MARGARET THATCHER – A QUICK SUMMARY
Did she make the country? Or did she break the country?

Some are for Thatcher while others are against her; and they want to let the world know it by celebrating her death. But is this not too far and morbid? Maybe the choices she made weren’t all right but did she not take hold of our country and save it?
Here below I have listed some of Thatcher’s good points and some of her bad points, I’ll let you have a read and decide on your own opinion.
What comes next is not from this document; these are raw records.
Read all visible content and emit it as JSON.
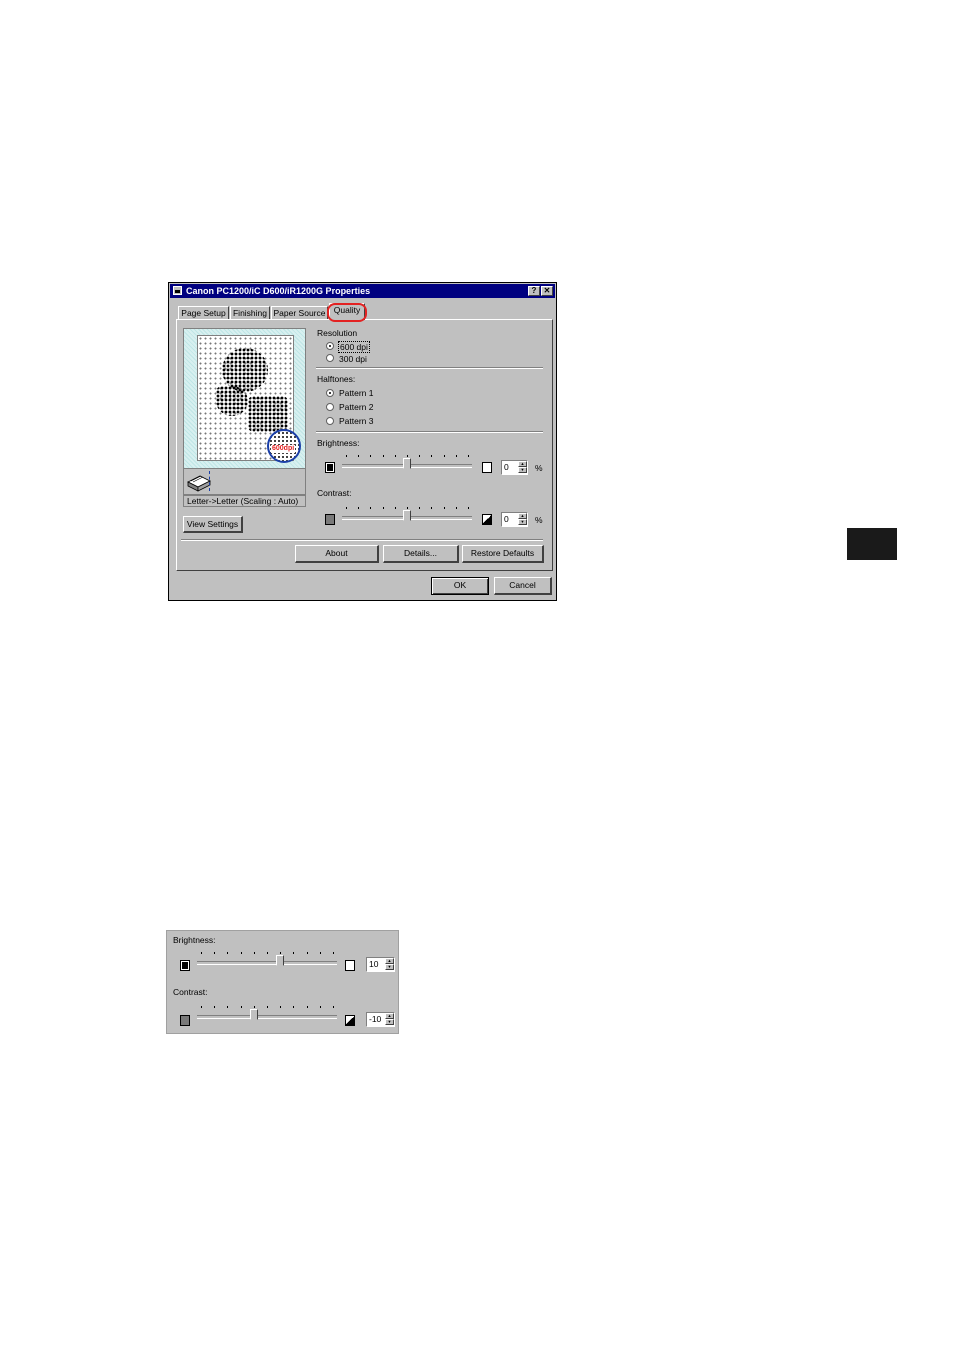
{
  "dialog": {
    "title": "Canon PC1200/iC D600/iR1200G Properties",
    "help_button": "?",
    "close_button": "✕",
    "tabs": [
      {
        "label": "Page Setup",
        "active": false
      },
      {
        "label": "Finishing",
        "active": false
      },
      {
        "label": "Paper Source",
        "active": false
      },
      {
        "label": "Quality",
        "active": true
      }
    ],
    "preview": {
      "badge": "600dpi",
      "caption": "Letter->Letter (Scaling : Auto)",
      "view_settings_label": "View Settings"
    },
    "resolution": {
      "label": "Resolution",
      "options": [
        {
          "label": "600 dpi",
          "selected": true
        },
        {
          "label": "300 dpi",
          "selected": false
        }
      ]
    },
    "halftones": {
      "label": "Halftones:",
      "options": [
        {
          "label": "Pattern 1",
          "selected": true
        },
        {
          "label": "Pattern 2",
          "selected": false
        },
        {
          "label": "Pattern 3",
          "selected": false
        }
      ]
    },
    "brightness": {
      "label": "Brightness:",
      "value": "0",
      "unit": "%",
      "slider_level": 0.5
    },
    "contrast": {
      "label": "Contrast:",
      "value": "0",
      "unit": "%",
      "slider_level": 0.5
    },
    "buttons": {
      "about": "About",
      "details": "Details...",
      "restore_defaults": "Restore Defaults",
      "ok": "OK",
      "cancel": "Cancel"
    }
  },
  "detail_panel": {
    "brightness": {
      "label": "Brightness:",
      "value": "10",
      "slider_level": 0.6
    },
    "contrast": {
      "label": "Contrast:",
      "value": "-10",
      "slider_level": 0.4
    }
  }
}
GOOD POINTS • Privatisation of British Gas, BT and many other state run industries since this then allowed competition within those sectors and therefore created economic growth. • Encouraged the free market economy – She let capitalism and innovation thrive. She said ‘Every regulation represents a restriction of liberty, every regulation has a cost’ • Falklands War in 1982 when Argentina invaded the Falklands. Margaret sent a strong and swift military response which led to our quick victory. • Housing Act 1980 which allowed council tenants to buy their own home cheaply. • She also introduced core curriculum in schools which included English, Maths and Science

• She confronted the unions head-on when their industries were shrinking and had no growth prospects. She sat out the miner’s strike until the mining union ran out of money for any more striker’s pay. Ex-miners might argue that this is a bad point but for the country as a whole it saved wasting lots of money as most mines were state owned and had very little coal left.

BAD POINTS • Housing Act 1980 didn’t build new council houses to replace the ones that were bought off, so there has been a shortage ever since. • Poll Tax – She wanted to get rid of council tax which is a tax that each household pays, and instead tried to introduce a poll tax which is where each individual would pay tax. She would have let the councils set their rates which meant some households would end up paying a third more. This never happened because her own party rebelled against this and forced her to resign before the Poll Tax Act could ever be passed.

• Apartheid – She wasn’t seen to do enough to prevent Apartheid. She allowed the pro-Apartheid South African president to visit Britain and described Nelson Mandela as a terrorist. In later years she condemned what was going on in South Africa but was not seen to have done enough earlier on.